Nagraj Gollapudi is an assistant editor at ESPNcricinfo
Dave Cameron, the president of the West Indies Cricket Board, has told the BCCI that the WICB cannot be dragged into the Indian courts for damages related to West Indies' pullout from the India tour midway into the series in October last year. Cameron urged the BCCI to sort the issue through a bilateral discussion or a third-party mediation over the next two months. The WICB also said that it had sought the intervention of the ICC in the matter.
Cameron sent this proposal through an e-mail to BCCI secretary Sanjay Patel on Tuesday, the last day of the week-long deadline set by BCCI in its ultimatum to the WICB sent on January 20. In that letter, which was also addressed to inter-governmental community (CARICOM) secretary-general Irwin LaRocque, Patel had said the BCCI would press legal proceedings in the Indian courts if the WICB failed to propose how it would pay the $41.97 million claimed as damages.

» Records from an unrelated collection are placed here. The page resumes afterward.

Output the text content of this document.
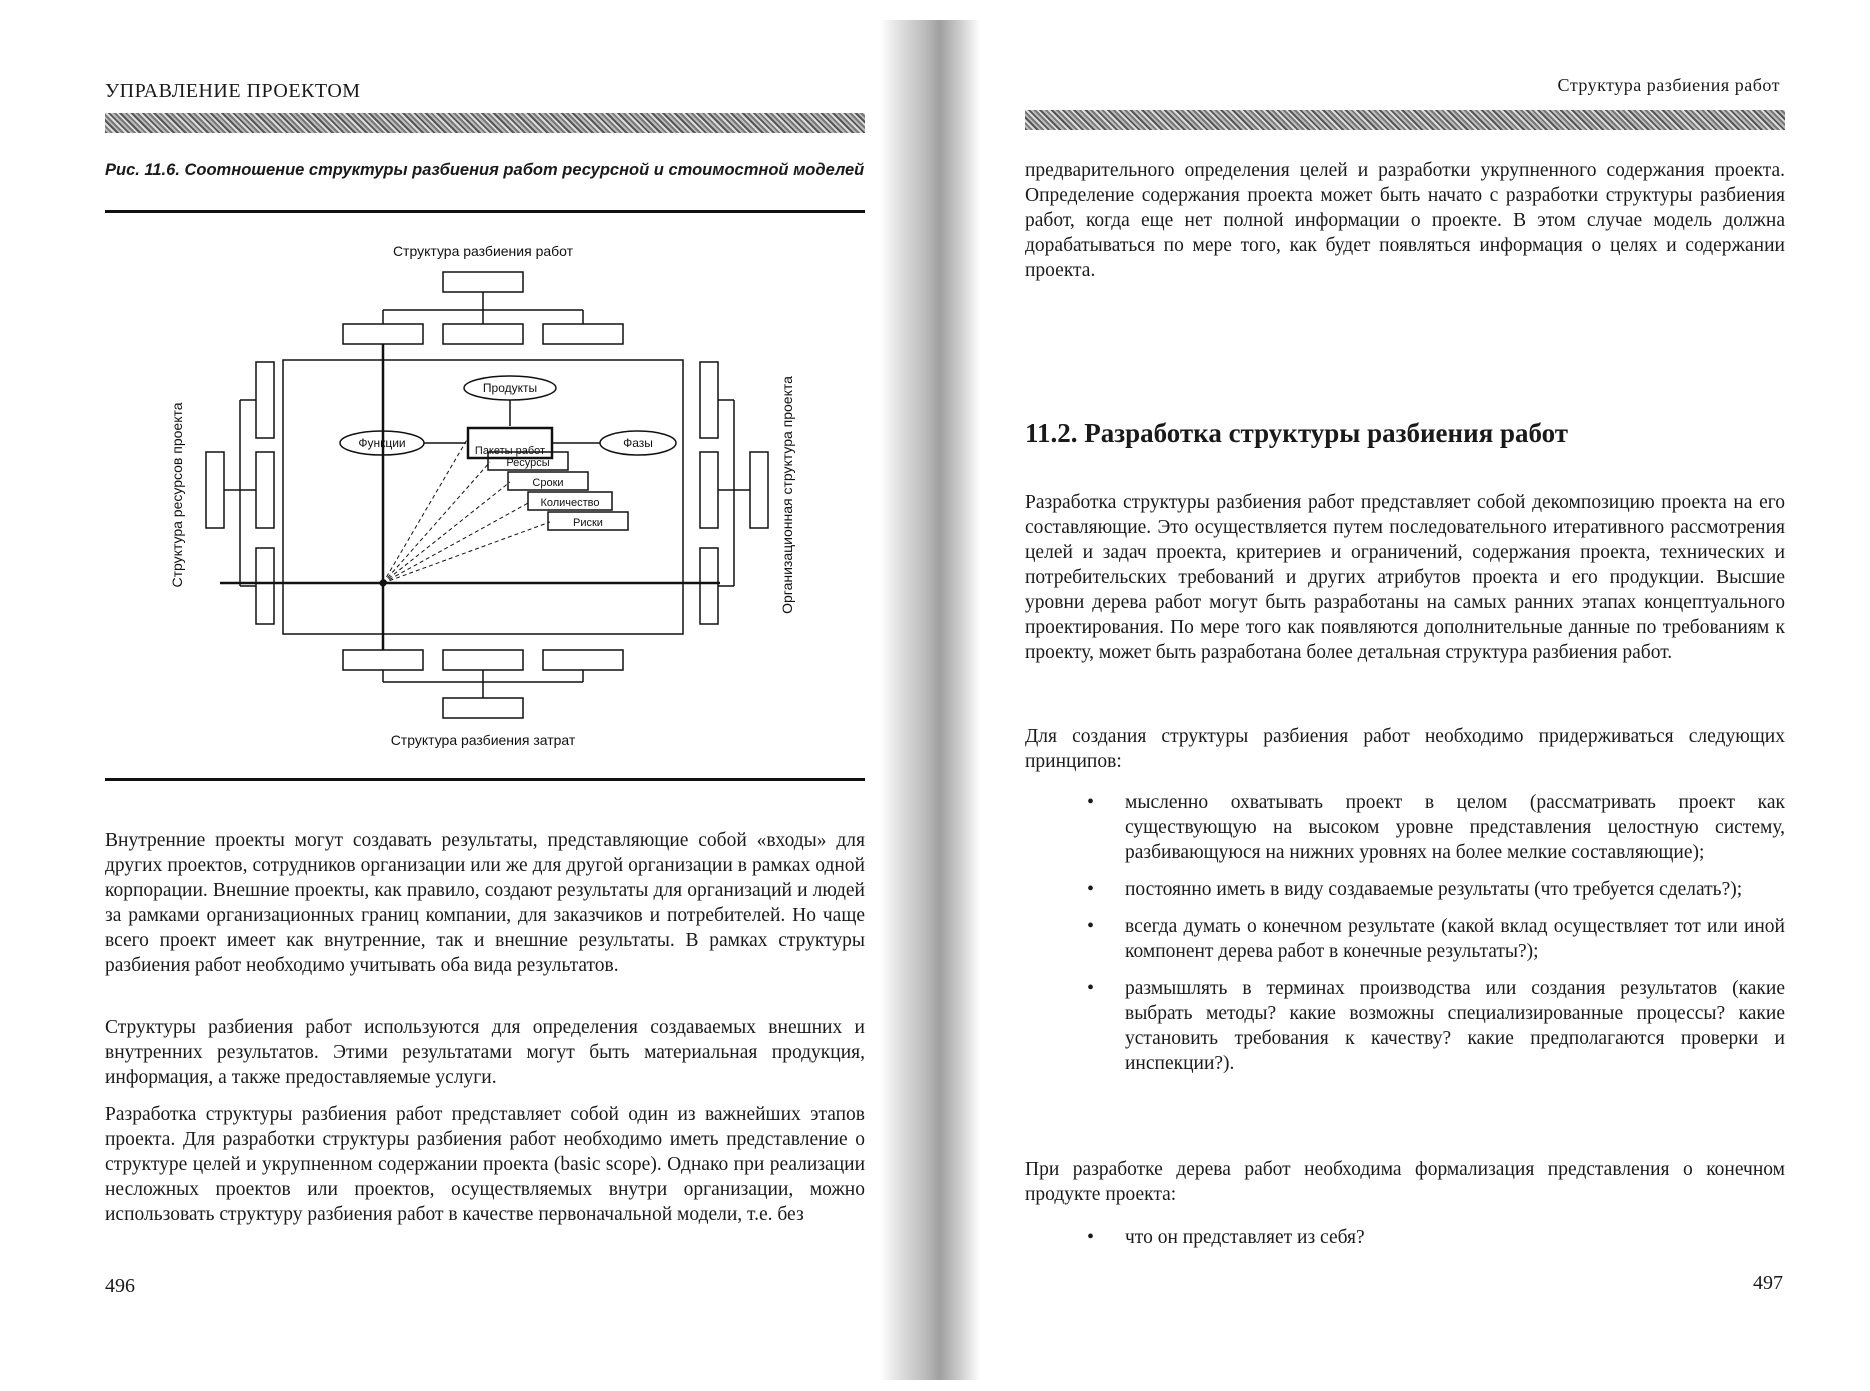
УПРАВЛЕНИЕ ПРОЕКТОМ
Рис. 11.6. Соотношение структуры разбиения работ ресурсной и стоимостной моделей
Структура разбиения работ
Структура разбиения затрат
Продукты
Функции	Фазы
Пакеты работ
Ресурсы
Сроки
Количество
Риски
Структура ресурсов проекта	Организационная структура проекта

Внутренние проекты могут создавать результаты, представляющие собой «входы» для других проектов, сотрудников организации или же для другой организации в рамках одной корпорации. Внешние проекты, как правило, создают результаты для организаций и людей за рамками организационных границ компании, для заказчиков и потребителей. Но чаще всего проект имеет как внутренние, так и внешние результаты. В рамках структуры разбиения работ необходимо учитывать оба вида результатов.

Структуры разбиения работ используются для определения создаваемых внешних и внутренних результатов. Этими результатами могут быть материальная продукция, информация, а также предоставляемые услуги.

Разработка структуры разбиения работ представляет собой один из важнейших этапов проекта. Для разработки структуры разбиения работ необходимо иметь представление о структуре целей и укрупненном содержании проекта (basic scope). Однако при реализации несложных проектов или проектов, осуществляемых внутри организации, можно использовать структуру разбиения работ в качестве первоначальной модели, т.е. без

496
Структура разбиения работ

предварительного определения целей и разработки укрупненного содержания проекта. Определение содержания проекта может быть начато с разработки структуры разбиения работ, когда еще нет полной информации о проекте. В этом случае модель должна дорабатываться по мере того, как будет появляться информация о целях и содержании проекта.

11.2. Разработка структуры разбиения работ

Разработка структуры разбиения работ представляет собой декомпозицию проекта на его составляющие. Это осуществляется путем последовательного итеративного рассмотрения целей и задач проекта, критериев и ограничений, содержания проекта, технических и потребительских требований и других атрибутов проекта и его продукции. Высшие уровни дерева работ могут быть разработаны на самых ранних этапах концептуального проектирования. По мере того как появляются дополнительные данные по требованиям к проекту, может быть разработана более детальная структура разбиения работ.

Для создания структуры разбиения работ необходимо придерживаться следующих принципов:

• мысленно охватывать проект в целом (рассматривать проект как существующую на высоком уровне представления целостную систему, разбивающуюся на нижних уровнях на более мелкие составляющие);
• постоянно иметь в виду создаваемые результаты (что требуется сделать?);
• всегда думать о конечном результате (какой вклад осуществляет тот или иной компонент дерева работ в конечные результаты?);
• размышлять в терминах производства или создания результатов (какие выбрать методы? какие возможны специализированные процессы? какие установить требования к качеству? какие предполагаются проверки и инспекции?).

При разработке дерева работ необходима формализация представления о конечном продукте проекта:

• что он представляет из себя?
497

"We reiterate our position that Indian courts lack jurisdiction in this matter given the parties' agreement to submit disputes of this nature to binding arbitration," Cameron told Patel in the e-mailed letter, a copy of which was made available to ESPNcricinfo.
Cameron also expressed surprise about Patel insisting, in his letter on January 20, that the BCCI had received no constructive response from the WICB. Patel had pointed out that the BCCI had been lenient and even allowed a 40-day grace period at the request of CARICOM, and stated that there had been no progress in finding a solution acceptable to the BCCI.

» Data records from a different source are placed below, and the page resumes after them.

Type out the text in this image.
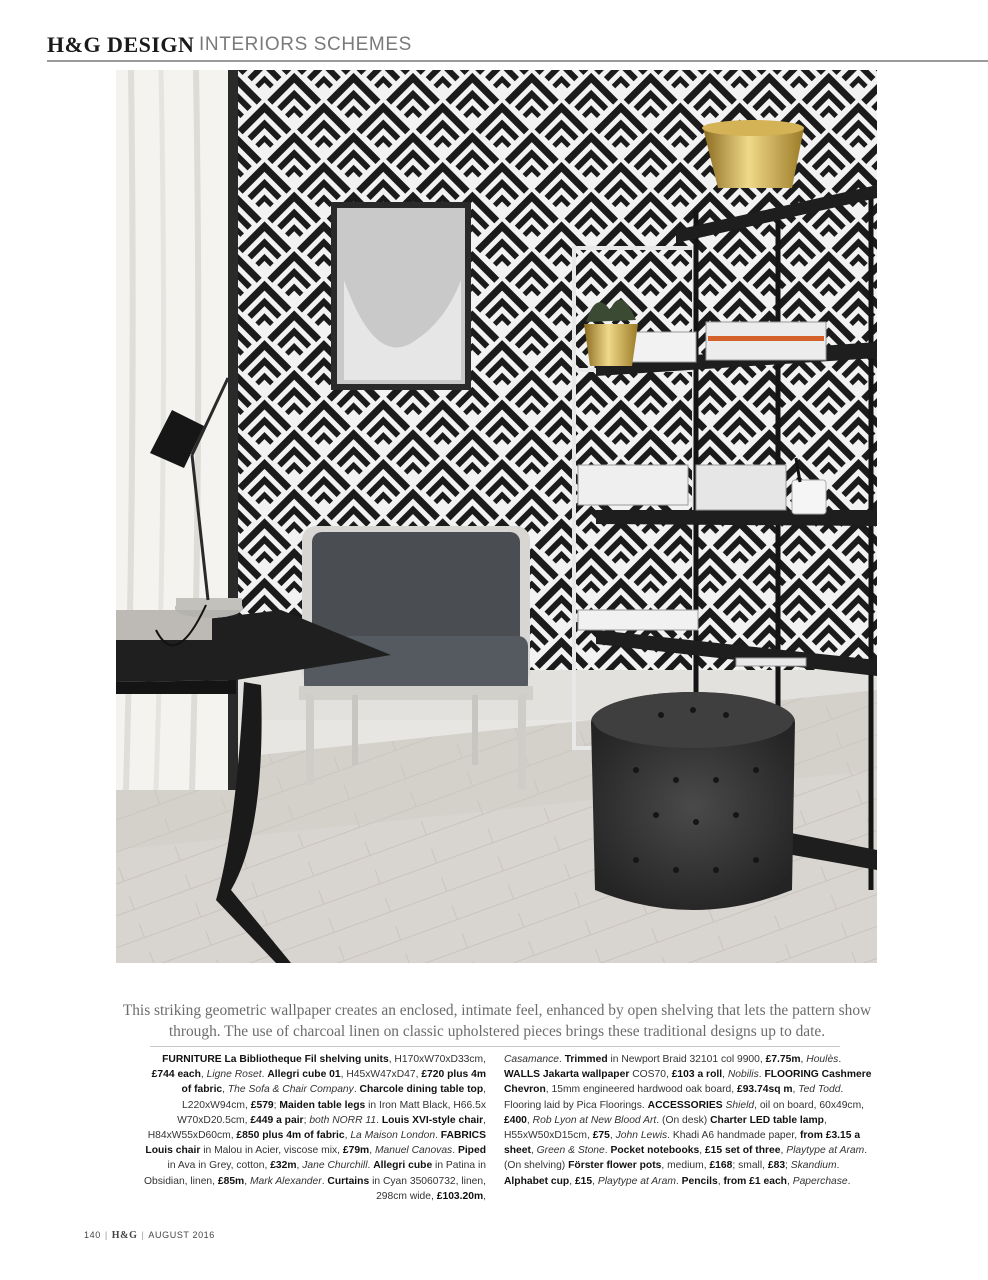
H&G DESIGN INTERIORS SCHEMES
This striking geometric wallpaper creates an enclosed, intimate feel, enhanced by open shelving that lets the pattern show through. The use of charcoal linen on classic upholstered pieces brings these traditional designs up to date.

FURNITURE La Bibliotheque Fil shelving units, H170xW70xD33cm, £744 each, Ligne Roset. Allegri cube 01, H45xW47xD47, £720 plus 4m of fabric, The Sofa & Chair Company. Charcole dining table top, L220xW94cm, £579; Maiden table legs in Iron Matt Black, H66.5x W70xD20.5cm, £449 a pair; both NORR 11. Louis XVI-style chair, H84xW55xD60cm, £850 plus 4m of fabric, La Maison London. FABRICS Louis chair in Malou in Acier, viscose mix, £79m, Manuel Canovas. Piped in Ava in Grey, cotton, £32m, Jane Churchill. Allegri cube in Patina in Obsidian, linen, £85m, Mark Alexander. Curtains in Cyan 35060732, linen, 298cm wide, £103.20m,

Casamance. Trimmed in Newport Braid 32101 col 9900, £7.75m, Houlès. WALLS Jakarta wallpaper COS70, £103 a roll, Nobilis. FLOORING Cashmere Chevron, 15mm engineered hardwood oak board, £93.74sq m, Ted Todd. Flooring laid by Pica Floorings. ACCESSORIES Shield, oil on board, 60x49cm, £400, Rob Lyon at New Blood Art. (On desk) Charter LED table lamp, H55xW50xD15cm, £75, John Lewis. Khadi A6 handmade paper, from £3.15 a sheet, Green & Stone. Pocket notebooks, £15 set of three, Playtype at Aram. (On shelving) Förster flower pots, medium, £168; small, £83; Skandium. Alphabet cup, £15, Playtype at Aram. Pencils, from £1 each, Paperchase.

140 | H&G | AUGUST 2016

Cameron, however, did not agree and cited various "informal discussions" between the boards. "We are surprised that your letter makes no reference to our letter dated 7 November 2014 or the matters to which it refers, including our formal written proposal for progressing matters. Your letter also makes no reference to the numerous earnest but informal discussions, which have taken place between our respective Boards exploring possible solutions, including various 'cricketing solutions' that are practical and fair to the BCCI and all stakeholders," he said.
Outlining the proposal set in the November 7 letter once again, Cameron said the WICB was happy to sit with the BCCI to find an appropriate solution.
"Our position in law remains as set out in our letter dated 7 November 2014," Cameron said. "Without admitting any liability to the BCCI, we reiterate our willingness to participate in bi-lateral or multi-lateral discussions, or in mediation or such other suitable form of ADR as may be appropriate, as the alternatives would be of no benefit to either Board or the larger cricketing community.
"We would like to propose that we (WICB and BCCI) meet at the earliest available opportunity but in any event within the next 60 days, as we remain of the view that the issues between us may best be resolved through dialogue, facilitated or otherwise, with the aim of jointly coming up with appropriate 'cricketing solutions' that will meet the legitimate interests of all stakeholders including the BCCI."
Cameron's response to an annoyed and indignant BCCI could come as a surprise for many as India has cancelled all bilateral tours pending a resolution to the matter. Yet Cameron and WICB remain positive. In a separate media release, WICB said that Cameron had met "some of the directors of ICC" in Dubai this week and sought their intervention. The release also said the WICB was "hopeful of finding a workable solution and to this end will send a delegation to meet with the BCCI in the coming weeks."